La inmovilidad es aparente, hay todo un proceso de descontento que en gran medida se vio atemperado por el temor a un retorno de la derecha blanqui-colorada al gobierno –a lo que contribuyeron todas las encuestas que pronosticaban un gran crecimiento del bloque “tradicional”. Muchos que iban a romper con el FA –para votar en blanco o a partidos a su izquierda– terminaron votando a Vázquez a último momento. El descontento ya se había reflejado en diversas elecciones sindicales, donde las listas oficialistas fueron derrotadas (Afcasmu, ADES Montevideo, AUTE, etc.). En otros sindicatos, las corrientes frenteamplistas recuperaron terreno gracias a la división entre los sectores “combativos”. La burocracia sindical oficialista está debilitada tanto por la emergencia de nuevas direcciones como por los escándalos en torno al Plan de Vivienda Sindical y a ASSE, y todo esto en un contexto que todavía es de reflujo del movimiento obrero.

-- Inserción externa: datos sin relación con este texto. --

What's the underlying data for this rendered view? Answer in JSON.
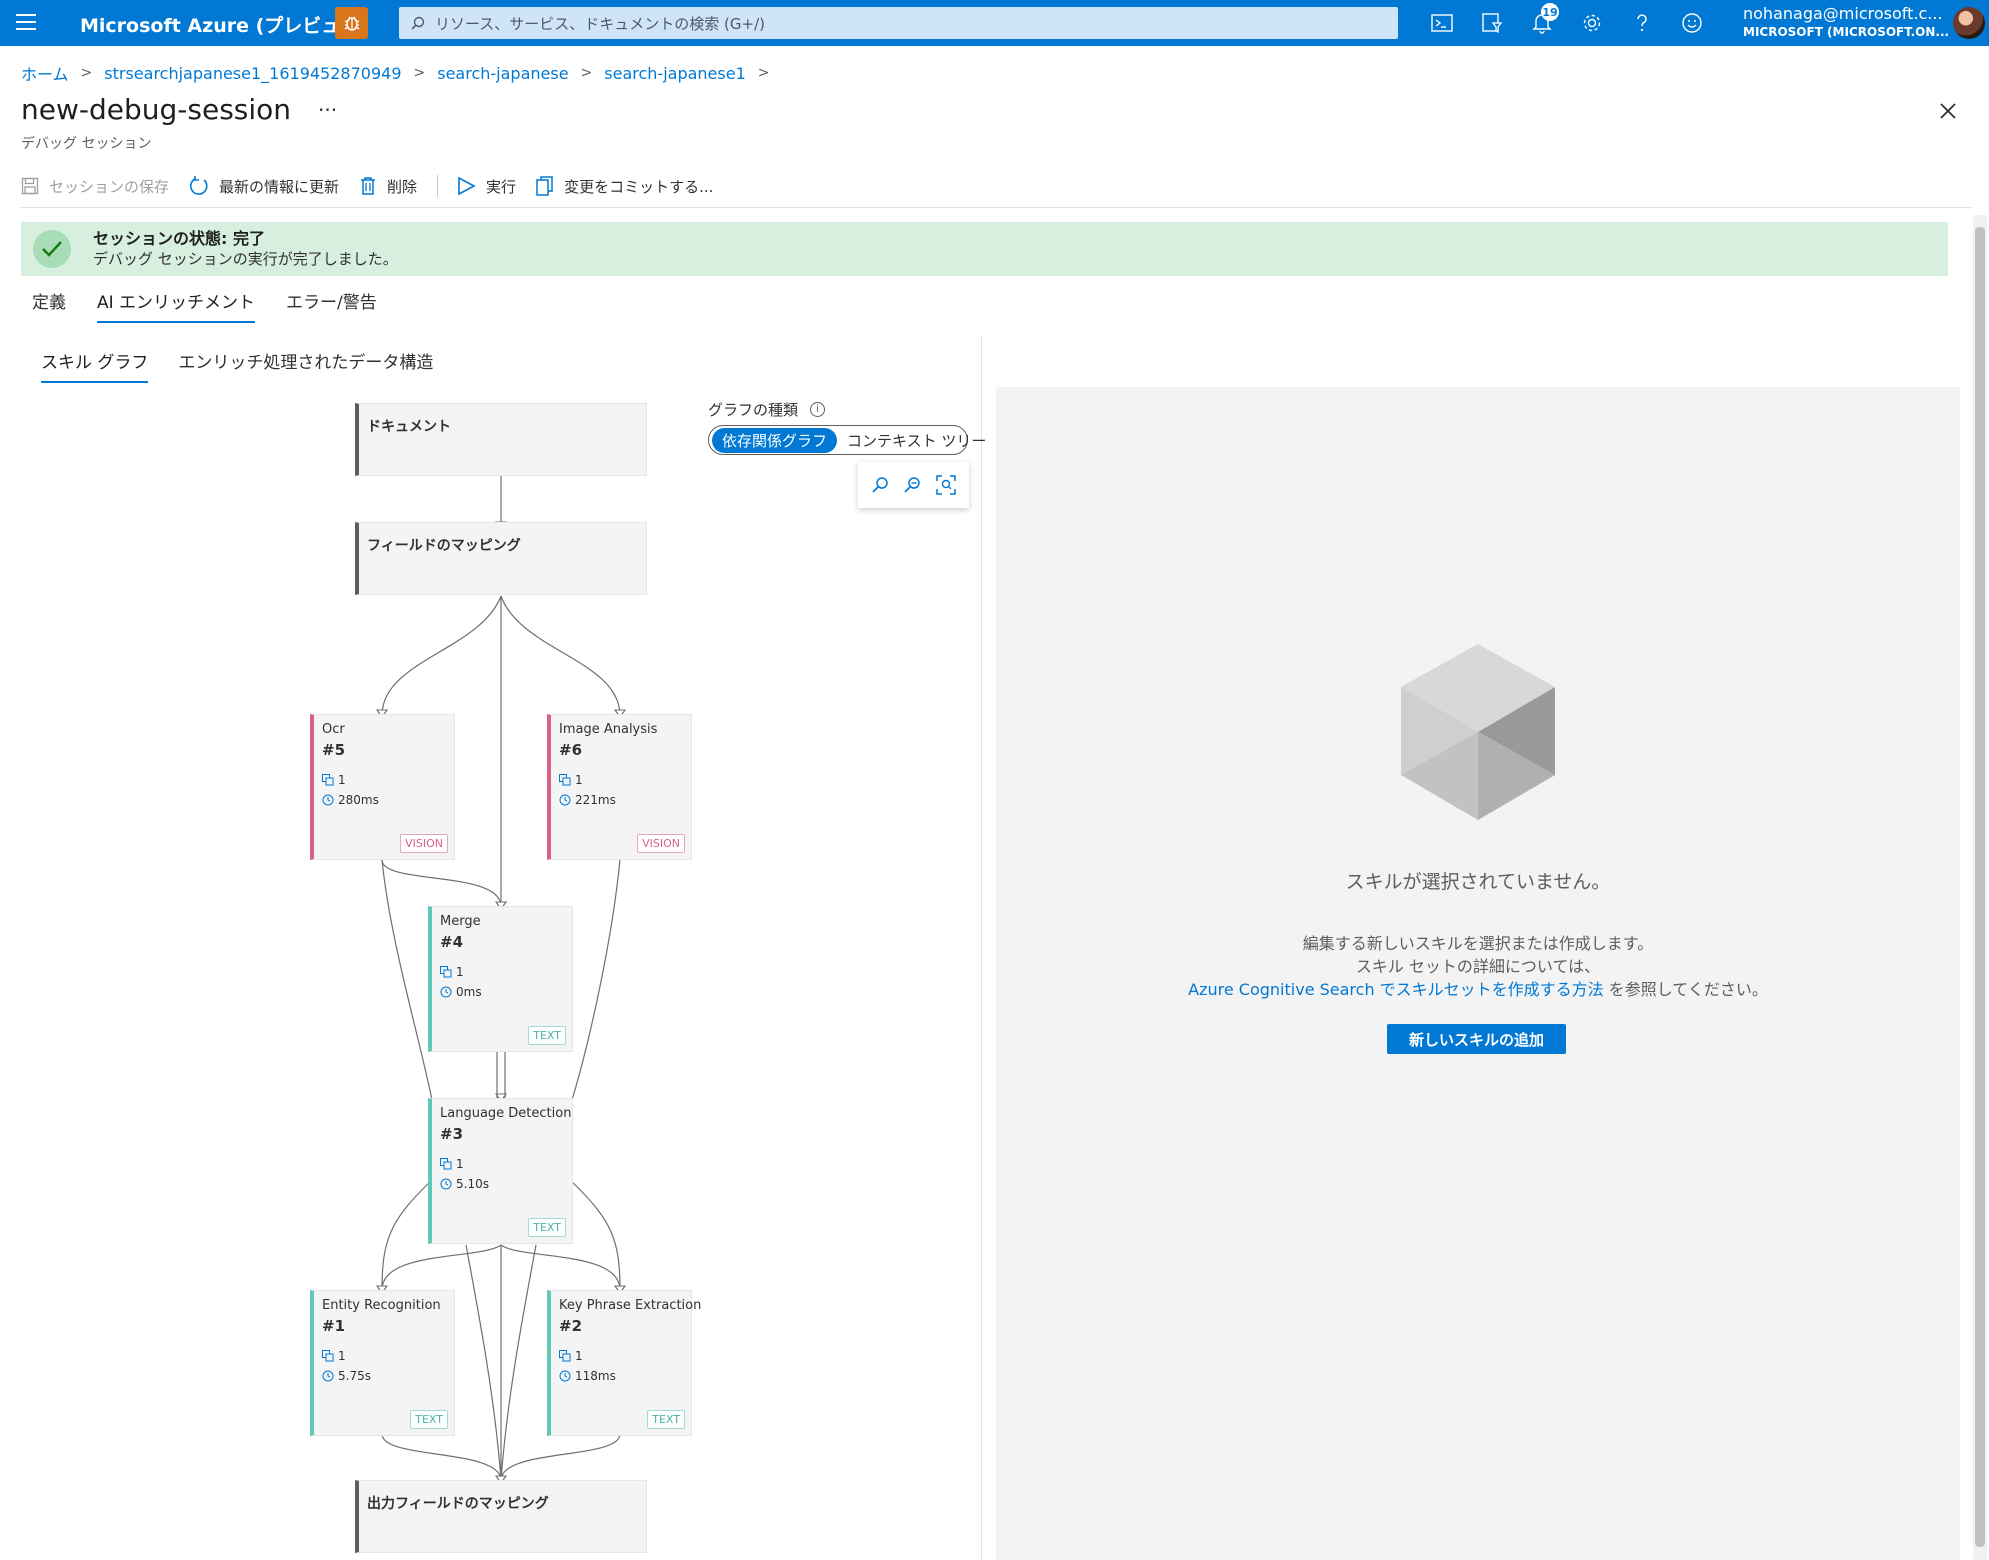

Las elecciones demostraron la falsedad de los pronósticos de las encuestadoras: el bloque “rosado” cayó, incapaz de capitalizar el descontento, que se expresó únicamente por izquierda.

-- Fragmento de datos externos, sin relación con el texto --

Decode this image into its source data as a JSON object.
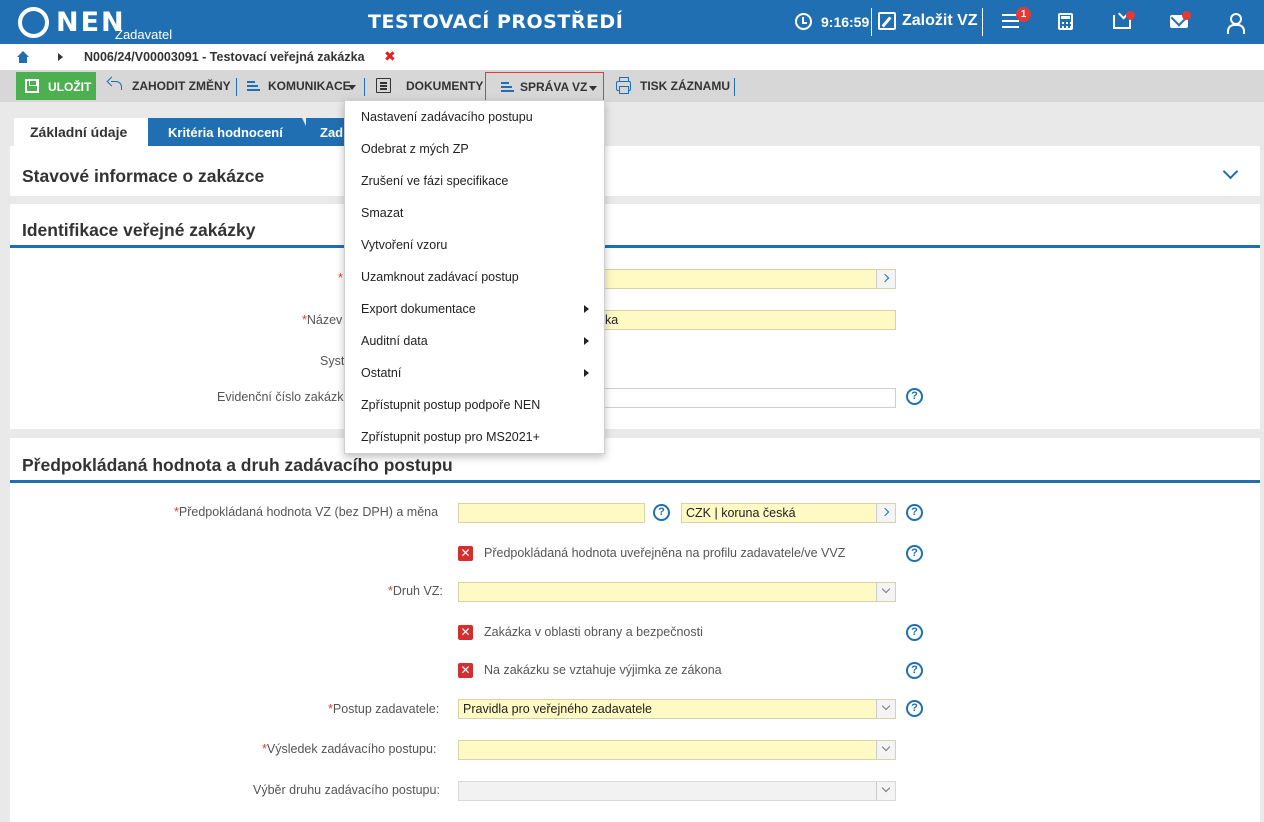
{
  "header": {
    "logo_text": "NEN",
    "logo_sub": "Zadavatel",
    "env_title": "TESTOVACÍ PROSTŘEDÍ",
    "clock": "9:16:59",
    "create_label": "Založit VZ",
    "notif_count": "1",
    "accent_color": "#1f6fb2",
    "badge_color": "#e53935"
  },
  "breadcrumb": {
    "title": "N006/24/V00003091 - Testovací veřejná zakázka",
    "close": "✖"
  },
  "toolbar": {
    "save": "ULOŽIT",
    "discard": "ZAHODIT ZMĚNY",
    "communication": "KOMUNIKACE",
    "documents": "DOKUMENTY",
    "manage": "SPRÁVA VZ",
    "print": "TISK ZÁZNAMU"
  },
  "tabs": [
    {
      "label": "Základní údaje"
    },
    {
      "label": "Kritéria hodnocení"
    },
    {
      "label": "Zad"
    }
  ],
  "sections": {
    "status": {
      "title": "Stavové informace o zakázce"
    },
    "identification": {
      "title": "Identifikace veřejné zakázky",
      "fields": {
        "name_label": "Název",
        "name_value": "ka",
        "system_label": "Syst",
        "evid_label": "Evidenční číslo zakázk"
      }
    },
    "value": {
      "title": "Předpokládaná hodnota a druh zadávacího postupu",
      "est_value_label": "Předpokládaná hodnota VZ (bez DPH) a měna",
      "currency_value": "CZK | koruna česká",
      "published_label": "Předpokládaná hodnota uveřejněna na profilu zadavatele/ve VVZ",
      "type_label": "Druh VZ:",
      "defense_label": "Zakázka v oblasti obrany a bezpečnosti",
      "exception_label": "Na zakázku se vztahuje výjimka ze zákona",
      "procedure_label": "Postup zadavatele:",
      "procedure_value": "Pravidla pro veřejného zadavatele",
      "result_label": "Výsledek zadávacího postupu:",
      "choice_label": "Výběr druhu zadávacího postupu:"
    }
  },
  "dropdown": {
    "items": [
      {
        "label": "Nastavení zadávacího postupu",
        "submenu": false
      },
      {
        "label": "Odebrat z mých ZP",
        "submenu": false
      },
      {
        "label": "Zrušení ve fázi specifikace",
        "submenu": false
      },
      {
        "label": "Smazat",
        "submenu": false
      },
      {
        "label": "Vytvoření vzoru",
        "submenu": false
      },
      {
        "label": "Uzamknout zadávací postup",
        "submenu": false
      },
      {
        "label": "Export dokumentace",
        "submenu": true
      },
      {
        "label": "Auditní data",
        "submenu": true
      },
      {
        "label": "Ostatní",
        "submenu": true
      },
      {
        "label": "Zpřístupnit postup podpoře NEN",
        "submenu": false
      },
      {
        "label": "Zpřístupnit postup pro MS2021+",
        "submenu": false
      }
    ]
  }
}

Las “internas” del FA también expresan, aunque en forma confusa, ese descontento. Constanza Moreira y la lista de Sendic (711), crecieron a costa del FLS, el PS y la CAPL de Huidobro. El gran derrotado es el astorismo, que cae electoralmente y ve debilitados a sus aliados en el PS (que sufre una dura pugna interna). En este contexto, la votación de la lista 1001 es casi idéntica a la de cinco años atrás. Un dirigente del PCU ironizó al respecto: “Somos una roca, no nos movemos” (Búsqueda, 30/10). La ironía en parte reconoce la incapacidad de capitalizar, al menos en parte, la caída electoral del ala derecha del FA, como sí lo hicieron otros sectores.

Pero la situación es aún más grave que la descripta por el anónimo dirigente. La 1001 mantuvo apenas su votación… pero el PCU perdió su senador. La incorporación de Marcos Carámbula no condujo a un crecimiento, sino que disimuló una caída (Carámbula fue Intendente de Canelones durante los últimos 10 años, y rompió por derecha con el PCU en los años ‘90). La elección –bien mirada– marca un retroceso. Un paso atrás que también se expresa en el plano sindical; el PCU recibió un gran golpe político con las denuncias en torno al PVS (vivienda sindical) y su desprestigio por los decretazos anti-huelgas (“esencialidad”) en la Intendencia montevideana y el Ministerio de Salud Pública.

Es evidente que estamos ante el ocaso de la figura de Eduardo Lorier. Quien domina ahora es Juan Castillo, y la presencia de Carámbula acentúa el giro hacia la “renovación”. Se trata del triunfo de la integración al gobierno, por encima de los escarceos “opositores” de Lorier y sectores sindicales con el eslogan del “gobierno en disputa”. No hay que olvidar que en octubre de 2010 estos sectores impusieron un paro general para presionar a Mujica a un “cambio de política económica”, y apenas dos meses después estaban capitulando ante la presión del presidente de “acatar o irse del gabinete”. El jaque mate de Mujica fueron los servicios esenciales solicitados nada menos que por la Intendente “comunista”. Lorier y su “disputa” hiciero mutis por el foro, lo cual condujo al fortalecimiento de Castillo.

La figura de la “roca” inmóvil es engañosa. Estamos ante un proceso de desgaste que nos recuerda al poeta Ovidio: Gutta cavat lapidem, no vi sed saepe cadendo. “La gota horada la roca, no por su fuerza sino por su constancia.”